Acclaimed music producer Wei Ye Oteng has decried the state of music today.
“Check our songs [these days] – It’s two minutes and thirty seconds,” he noted to Nana Romeo on Entertainment Capital, Saturday, July 22, 2023, on Accra 100.5 FM.
He said it all comes down to today’s unbridled reliance on samples and loops for music programming.
“How many samples do you have and how long can you creatively stretch it in an arrangement for a song?” he quizzed.
He said, this is why “all our songs are now two minutes, thirty seconds or two minutes, forty-five seconds and they claim this is standard practice for music nowadays.”
Oteng said due to this, music veterans like Adane Best would struggle in the studio.
He challenged the notion that people have a short attention span for music consumption these days.
“Go and listen to the Gospel songs they take their time and programme,” he challenged. “Don’t we listen to them?”
There are plenty beautiful music creations that “when you listen to, knocks you off [your feet],” he noted, citing that “Samini and the likes, up till today, are doing music that when you listen, you feel the vibe – it touches your soul.”

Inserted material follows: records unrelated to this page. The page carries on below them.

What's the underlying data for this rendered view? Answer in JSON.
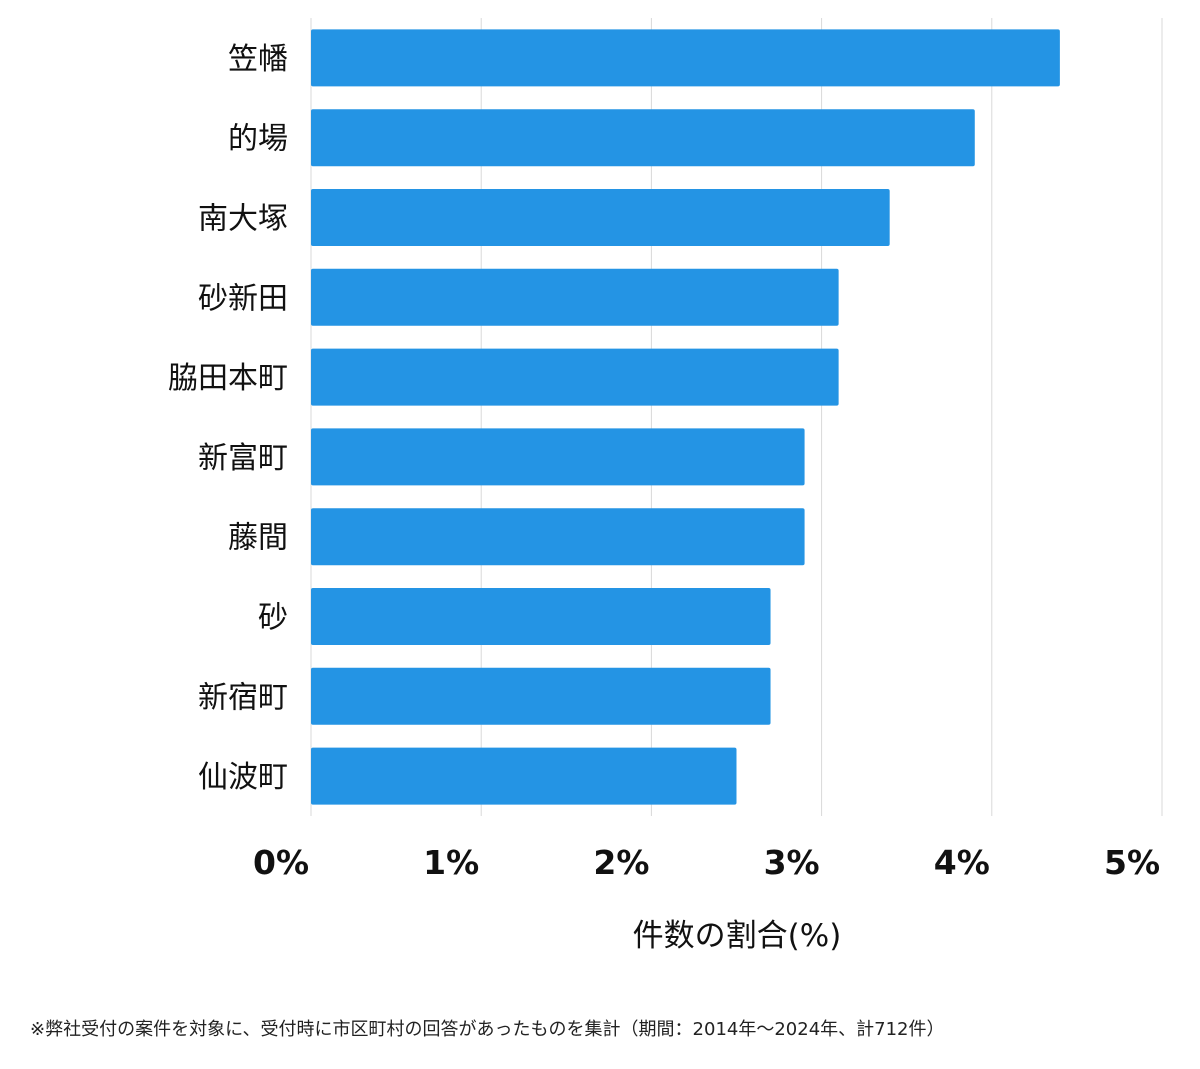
{
  "chart_data": {
    "type": "bar",
    "orientation": "horizontal",
    "categories": [
      "笠幡",
      "的場",
      "南大塚",
      "砂新田",
      "脇田本町",
      "新富町",
      "藤間",
      "砂",
      "新宿町",
      "仙波町"
    ],
    "values": [
      4.4,
      3.9,
      3.4,
      3.1,
      3.1,
      2.9,
      2.9,
      2.7,
      2.7,
      2.5
    ],
    "xlabel": "件数の割合(%)",
    "xlim": [
      0,
      5
    ],
    "ticks": [
      0,
      1,
      2,
      3,
      4,
      5
    ],
    "tick_labels": [
      "0%",
      "1%",
      "2%",
      "3%",
      "4%",
      "5%"
    ],
    "grid": true,
    "bar_color": "#2494e4",
    "grid_color": "#d9d9d9"
  },
  "footnote": "※弊社受付の案件を対象に、受付時に市区町村の回答があったものを集計（期間：2014年～2024年、計712件）"
}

However, “unfortunately,” he lamented, “the masses are doing fried rice songs.”
In Ghana, fried rice, alias check-check, is cheap fast food on the streets made for pockets which cannot afford the more expensive Chinese Restaurant option.
In Oteng’s view, the songs he considers fried rice music have made music promotion tiresome and tricky. Thus, a lot of pomp and pageantry and controversy is needed to sustain public interest in a song these days.
Employing a bit of hyperbole, he said sometimes, artiste managers “have to slap the artiste [to cause a stir] to bring their song back into public attention else, it will die in just two months”.
Here, he congratulated and sent “shout outs to George Britton – see the way he was able to keep Camidoh’s song [Sugarcane] on and on”.
“If you don’t use strategy, your song will die,” Justice 'Wei Ye' Oteng stressed.